Orpheus and Euridice didn't spring to life fully until several years later. Gordon had waited until Grossi died to write about the death of Euridice – "until I knew what it really felt like." Scored for soprano and clarinet, Orpheus and Euridice had its premiere at New York's Cooper Union in October 2001. "Nobody was going downtown," recalls Gordon. "It smelled and was still roiling and burning." In October of 2005, however, the piece was given a full-scale, big-budget performance at Lincoln Center, with soprano Elizabeth Futral, Palmer and choreography by Doug Varone. Last fall, Orpheus and Euridice was released on a CD by Ghostlight Records.

Grossi's death was also the impetus for The Tibetan Book of the Dead, the opera that Houston Grand Opera commissioned from Gordon in the mid-1990s. During the last stages of Grossi's illness, Gordon had read to him from The Tibetan Book of Living and Dying as a way of preparing him to meet the end. "We expect people to go when they're grieving. I think people should be treated as if they're ill at least for a year. It's why I did The Tibetan Book of the Dead. The Tibetans believe that if you actually every day contemplate not only your own death but the death of everything, you would live your life in an entirely different way. And it's why Jeffrey became obsessed with Buddhism and lived his life profoundly for the time he had left."

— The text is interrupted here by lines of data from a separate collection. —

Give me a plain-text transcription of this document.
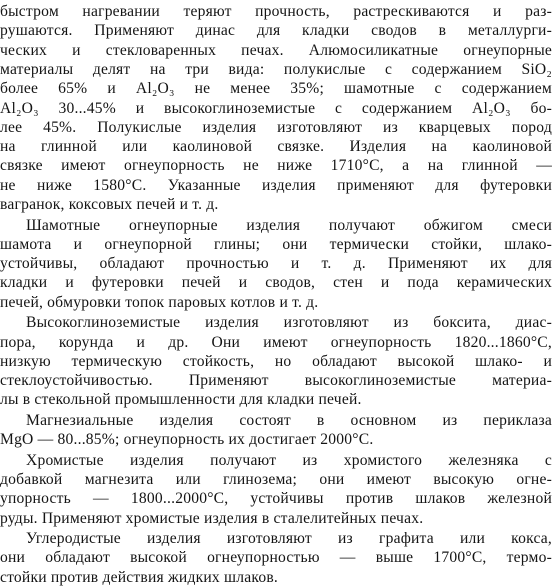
быстром нагревании теряют прочность, растрескиваются и раз-
рушаются. Применяют динас для кладки сводов в металлурги-
ческих и стекловаренных печах. Алюмосиликатные огнеупорные
материалы делят на три вида: полукислые с содержанием SiO₂
более 65% и Al₂O₃ не менее 35%; шамотные с содержанием
Al₂O₃ 30...45% и высокоглиноземистые с содержанием Al₂O₃ бо-
лее 45%. Полукислые изделия изготовляют из кварцевых пород
на глинной или каолиновой связке. Изделия на каолиновой
связке имеют огнеупорность не ниже 1710°С, а на глинной —
не ниже 1580°С. Указанные изделия применяют для футеровки
вагранок, коксовых печей и т. д.
Шамотные огнеупорные изделия получают обжигом смеси
шамота и огнеупорной глины; они термически стойки, шлако-
устойчивы, обладают прочностью и т. д. Применяют их для
кладки и футеровки печей и сводов, стен и пода керамических
печей, обмуровки топок паровых котлов и т. д.
Высокоглиноземистые изделия изготовляют из боксита, диас-
пора, корунда и др. Они имеют огнеупорность 1820...1860°С,
низкую термическую стойкость, но обладают высокой шлако- и
стеклоустойчивостью. Применяют высокоглиноземистые материа-
лы в стекольной промышленности для кладки печей.
Магнезиальные изделия состоят в основном из периклаза
MgO — 80...85%; огнеупорность их достигает 2000°С.
Хромистые изделия получают из хромистого железняка с
добавкой магнезита или глинозема; они имеют высокую огне-
упорность — 1800...2000°С, устойчивы против шлаков железной
руды. Применяют хромистые изделия в сталелитейных печах.
Углеродистые изделия изготовляют из графита или кокса,
они обладают высокой огнеупорностью — выше 1700°С, термо-
стойки против действия жидких шлаков.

It was several years before Gordon found himself in another stable relationship, with his current partner, Kevin Doyle. Coming into the relationship in the wake of so much intense pain, translated into so much intense art, has occasionally proved a challenge for Doyle. There is a song, 'We Will Always Walk Together,' from Gordon's 1998 piece Dream True, that was written for Grossi just three weeks before he died. "That song was being done a lot," says Gordon, "and finally there was that moment when someone says, 'I need you to put some of that away.' Kevin said, when he heard 'We Will Always Walk Together,' 'What if I want to go through eternity with you?'"

It would be too simple to imagine that Gordon has thrown off his grief and marched into a new chapter in his life. His work continues to be pervaded by an enormous sense of loss – or perhaps, more specifically, a search for home. It's almost as if he had picked up the baton from Leonard Bernstein, who expressed such profound longing for connectedness in Trouble in Tahiti and, nearly thirty years later, in its underrated sequel, A Quiet Place.

"Profound yearning," says Gordon, "can be very much like addiction. I always felt like I wanted life to be more exciting than it was. I just wanted more. If you have a center or core that feels fractured, you're always trying to fix it. This thing of being obsessed with Bergman and Resnais – I am mostly drawn to the work of broken people who were trying in creating their body of work to create a whole. Instead, they made a whole body of brokenness. I am trying to make something whole, but instead I am making a body of work about brokenness. That makes sense to me now. I can live with that. If that's my voice, the thread that holds my work together, I say, 'That's good' – because that's where I'm putting it these days, rather than in killing myself."